In June, Baish stood in Bailey’s courtroom, feeling confident because, as he claimed in his public Facebook post, he had put together “an airtight case.” He figured he could convince the court his ex-wife's claims were unwarranted.

“It was crystal clear from all the evidence that I had done nothing wrong,” he wrote. “I had only allowed them to be who they wanted to be, and as their father, I’ve been loving, supportive and involved.”

But he was in the wrong courtroom to make that argument.

Bailey, a pastor’s son and a Denton County resident since 1983, was first appointed to the bench by former Gov. Rick Perry in January 2011. He is an Aggie, a firm believer in his faith and a lifelong grassroots Republican.

Baish talked with an acquaintance outside of Rubber Gloves in June 2016.
Baish talked with an acquaintance outside of Rubber Gloves in June 2016.
Ed Steele

“This judge has balls to me and is what we need in Denton County where the little guy gets screwed,” one reviewer posted on gavelbangers.com, a website for sharing information about judges. He is also the kind of judge who is not afraid to share his opinions, no matter how harsh they may sound.

“[He] determined that I was guilty of intentionally trying to force her into identifying as a boy by making Lily play with boy’s toys and wear boy’s clothes,” Baish later posted on Facebook. “That this was an issue of control on my part. That I was trying to get back at my ex-wife. And that I was a child abuser, and that the abuse I brought on her was borderline sexual.”

Some of Bailey's decision was based on evaluations by two doctors, Linda Threats and Dean Beckloff, from the Pediatric Behavioral Center in Dallas. Both agreed that Baish’s behavior was abusive.

“There is a reason Judge Bailey ruled the way he did,” his ex-wife wrote in a Facebook message in early August. “He is a fair judge and looks at nothing but the children's wellbeing. There is a reason that Mr. Baish got 180 days in jail instead of the 15 days that Judge Bailey was going to give him.
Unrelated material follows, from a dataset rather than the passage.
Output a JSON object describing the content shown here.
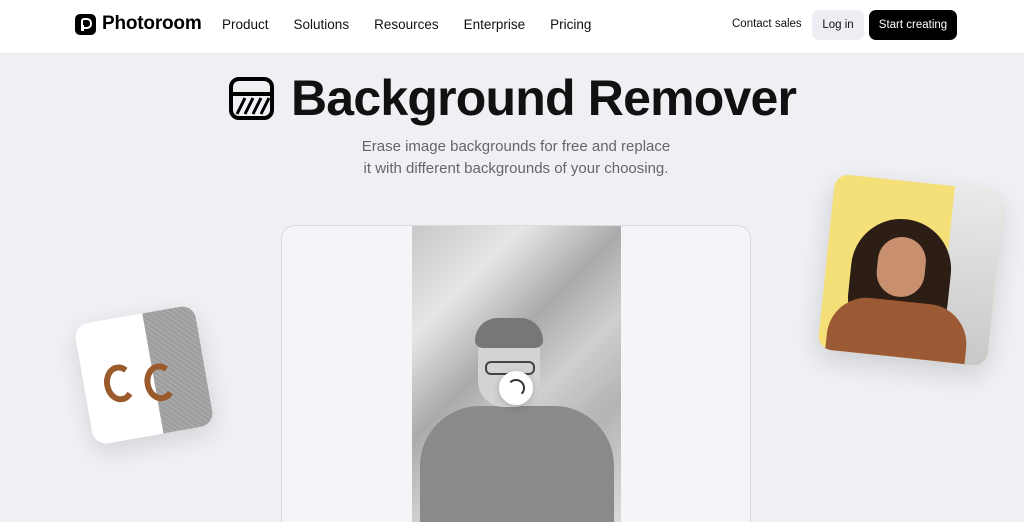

He was caught in multiple lies and perjured himself on the witness stand even after being told by the judge and his lawyer that he didn’t have to testify.”

Baish says he felt numb, outside of his body, and couldn’t accept the judge’s opinion, which he called “outrageous, twisted and fundamentally wrong.” He learned that his standard visitation had become supervised visitation, for which he is required to pay. He also has to attend, and shoulder the costs for, therapy related to the “psychological and emotional harm his children may suffer due to inappropriate gender identity coercion or emphasis.” His daughter must continue to attend play therapy that both parents pay for.

Baish must jump through several hoops if he wants his parental rights restored. The first phase requires 12 supervised visits and at least six counseling sessions. In the second phase, he will continue counseling but is allowed to have unsupervised visits with his children. The third phase begins when he’s completed eight unsupervised visits and at least 10 counseling sessions. Baish also must pay for a parenting facilitator, who will make sure the conditions are met, and attend a course on parenting and conflict resolution. He failed to attend the required course by a July 21 deadline, which factored into the contempt charge.

Baish harbors resentment for the judge. Despite his doubts, he still believes what he wrote on Facebook shortly before his arrest.

“All this has been done because I let her wear clothes she wanted to wear," he wrote. "Let Lily play with the toys she wanted to play with. Let her decide who she was and who she wanted to be.”